Cloudkit issues on GCP
This topic describes the common issues and workarounds that you might encounter while running cloudkit on Google Cloud Platform (GCP).
Create cluster issues
- Cloudkit produces logs that detail any errors or issues encountered during the provisioning and configuration process. Review the logs to identify any specific errors or issues that may be causing problems.
- Review the cloudkit inputs to ensure that all values are set correctly.
Quota issues
The IBM Storage Scale cluster creation execution may fail due to insufficient quotas in the GCP account.
For example, if the routers quota is exceeded, the following error message is logged:
Error waiting to create Router: Error waiting for Creating Router: Quota 'ROUTERS' exceeded. Limit: 20.0 globally.
Fix: Increase the required quota or free some required resource.
- Check your GCP credentials. Ensure that the GCP credentials used to provision resources through
cloudkit are valid and have the appropriate permissions. Verify this by checking the GCP credential
JSON file used by cloudkit and confirming that they have the necessary
permissions.
google: could not find default credentials. See https://cloud.google.com/docs/authentication/external/set-up-adc for more information
- Cluster creation failure due to transient network errors:
- In some circumstances it might be possible to encounter latent network issues may be encountered while deploying new cluster resources.
- If this is encountered, rerun the
./cloudkit
command with the same parameters. - The cloudkit logs might list something like:
Error waiting for instance to create: error while retrieving operation: Get \"https://compute.googleapis.com/compute/v1/projects/<PROJECT_ID>/zones/us-east1-b/operations/operation-1696304597507-1111111-e49f6fc6-a5b7ecc4?alt=json&prettyPrint=false\": http2: client connection lost
- If the problem still persists after rerunning the command, delete the existing cluster and create a new cluster.
- If an IBM Storage Scale related problem is suspected, collect data by running a gpfs.snap. Upload this gpfs.snap to the IBM Storage Scale support ticket that is opened.
- Plan your network infrastructure to ensure a reliable communication between installer node and
cloud.
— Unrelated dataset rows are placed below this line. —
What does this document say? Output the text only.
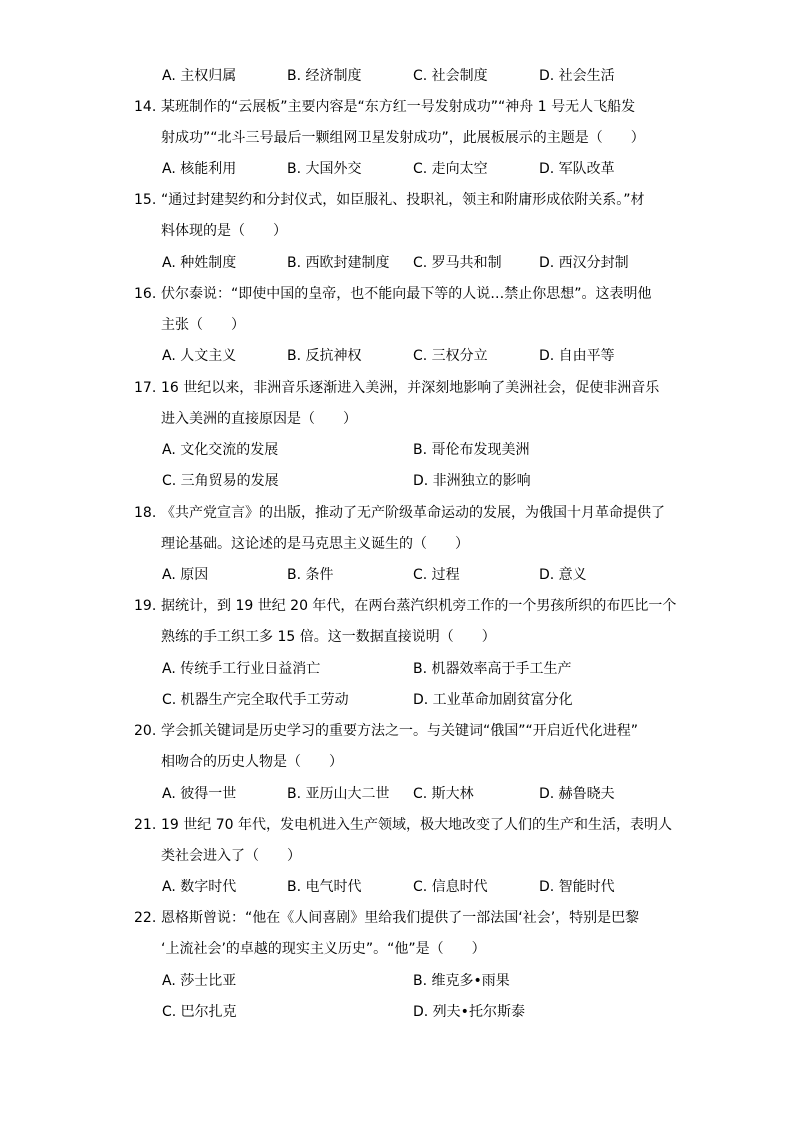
A. 主权归属	B. 经济制度	C. 社会制度	D. 社会生活
14. 某班制作的“云展板”主要内容是“东方红一号发射成功”“神舟 1 号无人飞船发
射成功”“北斗三号最后一颗组网卫星发射成功”，此展板展示的主题是（　　）
A. 核能利用	B. 大国外交	C. 走向太空	D. 军队改革
15. “通过封建契约和分封仪式，如臣服礼、投职礼，领主和附庸形成依附关系。”材
料体现的是（　　）
A. 种姓制度	B. 西欧封建制度 C. 罗马共和制	D. 西汉分封制
16. 伏尔泰说：“即使中国的皇帝，也不能向最下等的人说…禁止你思想”。这表明他
主张（　　）
A. 人文主义	B. 反抗神权	C. 三权分立	D. 自由平等
17. 16 世纪以来，非洲音乐逐渐进入美洲，并深刻地影响了美洲社会，促使非洲音乐
进入美洲的直接原因是（　　）
A. 文化交流的发展	B. 哥伦布发现美洲
C. 三角贸易的发展	D. 非洲独立的影响
18. 《共产党宣言》的出版，推动了无产阶级革命运动的发展，为俄国十月革命提供了
理论基础。这论述的是马克思主义诞生的（　　）
A. 原因	B. 条件	C. 过程	D. 意义
19. 据统计，到 19 世纪 20 年代，在两台蒸汽织机旁工作的一个男孩所织的布匹比一个
熟练的手工织工多 15 倍。这一数据直接说明（　　）
A. 传统手工行业日益消亡	B. 机器效率高于手工生产
C. 机器生产完全取代手工劳动	D. 工业革命加剧贫富分化
20. 学会抓关键词是历史学习的重要方法之一。与关键词“俄国”“开启近代化进程”
相吻合的历史人物是（　　）
A. 彼得一世	B. 亚历山大二世 C. 斯大林	D. 赫鲁晓夫
21. 19 世纪 70 年代，发电机进入生产领域，极大地改变了人们的生产和生活，表明人
类社会进入了（　　）
A. 数字时代	B. 电气时代	C. 信息时代	D. 智能时代
22. 恩格斯曾说：“他在《人间喜剧》里给我们提供了一部法国‘社会’，特别是巴黎
‘上流社会’的卓越的现实主义历史”。“他”是（　　）
A. 莎士比亚	B. 维克多•雨果
C. 巴尔扎克	D. 列夫•托尔斯泰
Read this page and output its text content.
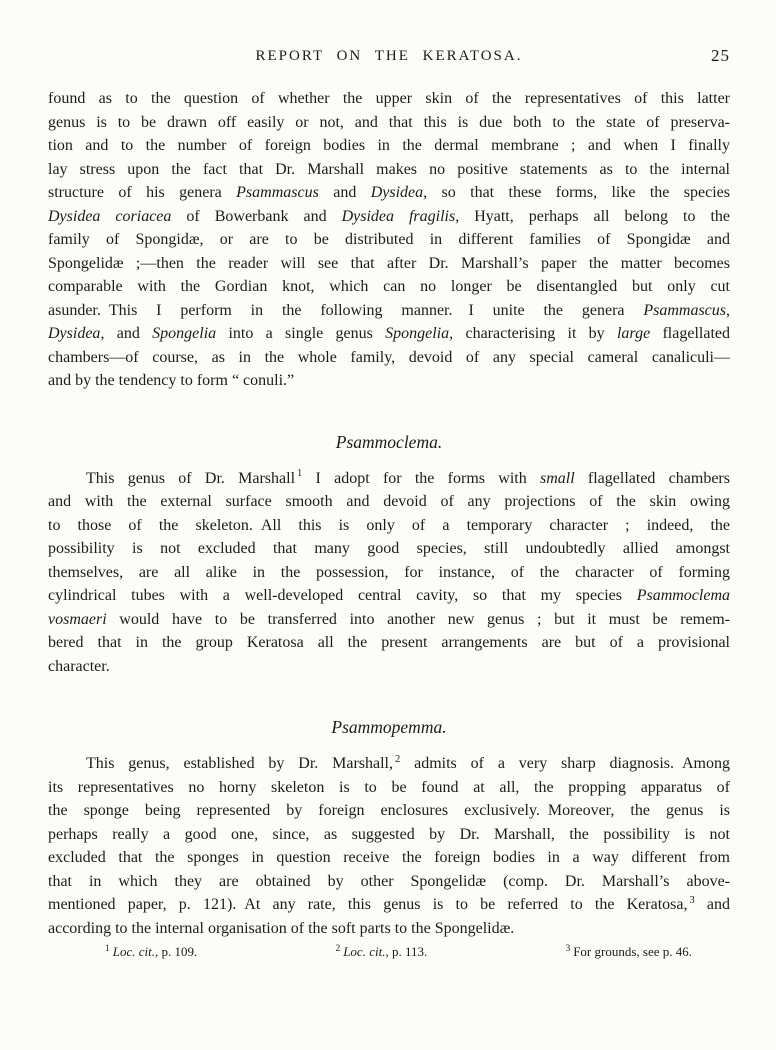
REPORT ON THE KERATOSA.	25
found as to the question of whether the upper skin of the representatives of this latter
genus is to be drawn off easily or not, and that this is due both to the state of preserva-
tion and to the number of foreign bodies in the dermal membrane ; and when I finally
lay stress upon the fact that Dr. Marshall makes no positive statements as to the internal
structure of his genera Psammascus and Dysidea, so that these forms, like the species
Dysidea coriacea of Bowerbank and Dysidea fragilis, Hyatt, perhaps all belong to the
family of Spongidæ, or are to be distributed in different families of Spongidæ and
Spongelidæ ;—then the reader will see that after Dr. Marshall’s paper the matter becomes
comparable with the Gordian knot, which can no longer be disentangled but only cut
asunder. This I perform in the following manner.  I unite the genera Psammascus,
Dysidea, and Spongelia into a single genus Spongelia, characterising it by large flagellated
chambers—of course, as in the whole family, devoid of any special cameral canaliculi—
and by the tendency to form “ conuli.”
Psammoclema.
This genus of Dr. Marshall $^1$ I adopt for the forms with small flagellated chambers
and with the external surface smooth and devoid of any projections of the skin owing
to those of the skeleton. All this is only of a temporary character ; indeed, the
possibility is not excluded that many good species, still undoubtedly allied amongst
themselves, are all alike in the possession, for instance, of the character of forming
cylindrical tubes with a well-developed central cavity, so that my species Psammoclema
vosmaeri would have to be transferred into another new genus ; but it must be remem-
bered that in the group Keratosa all the present arrangements are but of a provisional
character.
Psammopemma.
This genus, established by Dr. Marshall, $^2$ admits of a very sharp diagnosis. Among
its representatives no horny skeleton is to be found at all, the propping apparatus of
the sponge being represented by foreign enclosures exclusively. Moreover, the genus is
perhaps really a good one, since, as suggested by Dr. Marshall, the possibility is not
excluded that the sponges in question receive the foreign bodies in a way different from
that in which they are obtained by other Spongelidæ (comp. Dr. Marshall’s above-
mentioned paper, p. 121). At any rate, this genus is to be referred to the Keratosa, $^3$ and
according to the internal organisation of the soft parts to the Spongelidæ.
$^1$ Loc. cit., p. 109.	$^2$ Loc. cit., p. 113.	$^3$ For grounds, see p. 46.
In jump host based connectivity, it could take little longer for
ssh
to reach the node, if there is a network drop, it is recommended to re-run.
Plug-in load errors
Cluster creation fails while the terraform plug-in is loading and the following error message appears:
Error: Failed to load plugin schemas
Error: while loading schemas for plugin components: Failed to obtain schema: Could not load the schema for provider
Fix: Rerun the ./cloudkit command with the same parameters.
Delete cluster issue
- If any GCP resources have been provisioned into the VPC outside of the cloudkit, the cloudkit delete command will be unable to delete these manually created resources. In this case, all resources created outside of the cloudkit must be deleted manually before the cloudkit delete operation can be executed.
When this issue occurs, the following message may be displayed:
I: Destroy all remote objects managed by terraform (instance_template) configuration.
I: Destroy all remote objects managed by terraform (bastion_template) configuration.
I: Destroy all remote objects managed by terraform (vpc_template) configuration.
E: Delete cluster received error: exit status 1
Fix: Manually clean the cloud resources and contact IBM Support.
Grant filesystem issue
- Check for errors in cloudkit logs. Cloudkit produces logs that detail any errors or issues encountered during the provisioning and configuration process. Review the logs to identify any specific errors or issues that may be causing problems.
- If the logs indicate a failure in accessing the IBM Storage Scale management GUI, ensure that the credentials provided for accessing the GUI are correct and rerun if necessary after rectifying the credentials.
Transient network errors
- In some circumstances it might be possible to encounter latent network issues may be encountered while deploying new cluster resources.
- If this is encountered, rerun the
./cloudkit
command with the same parameters. - The cloudkit logs might list something
like:
"Failed to connect to the host via ssh: Connection timed out during banner exchange"
Revoke file system issue
- Check for errors in cloudkit logs. Cloudkit produces logs that detail any errors or issues encountered during the provisioning and configuration process. Review the logs to identify any specific errors or issues that may be causing problems.
- If the logs indicate a failure in accessing the IBM Storage Scale management GUI, ensure that the credentials provided for accessing the GUI are correct and rerun if necessary after rectifying the credentials.
Transient Network errors
- In some circumstances it might be possible to encounter latent network issues when deploying new cluster resources.
- If this is encountered, rerun the
./cloudkit
command with the same parameters. - The cloudkit logs might list something
like:
"Failed to connect to the host via ssh: Connection timed out during banner exchange"
Edit cluster issue
Quorum node issues
After running edit on any cluster, the following GPFS TIPS is displayed if you run the mmhealth node show command:
GPFS TIPS 1 hour ago callhome_not_enabled, quorum_too_little_nodes
This means that the edit operation is not assigning any new quorum node.
Fix: You need to manually assign additional quorum node from the newly added nodes.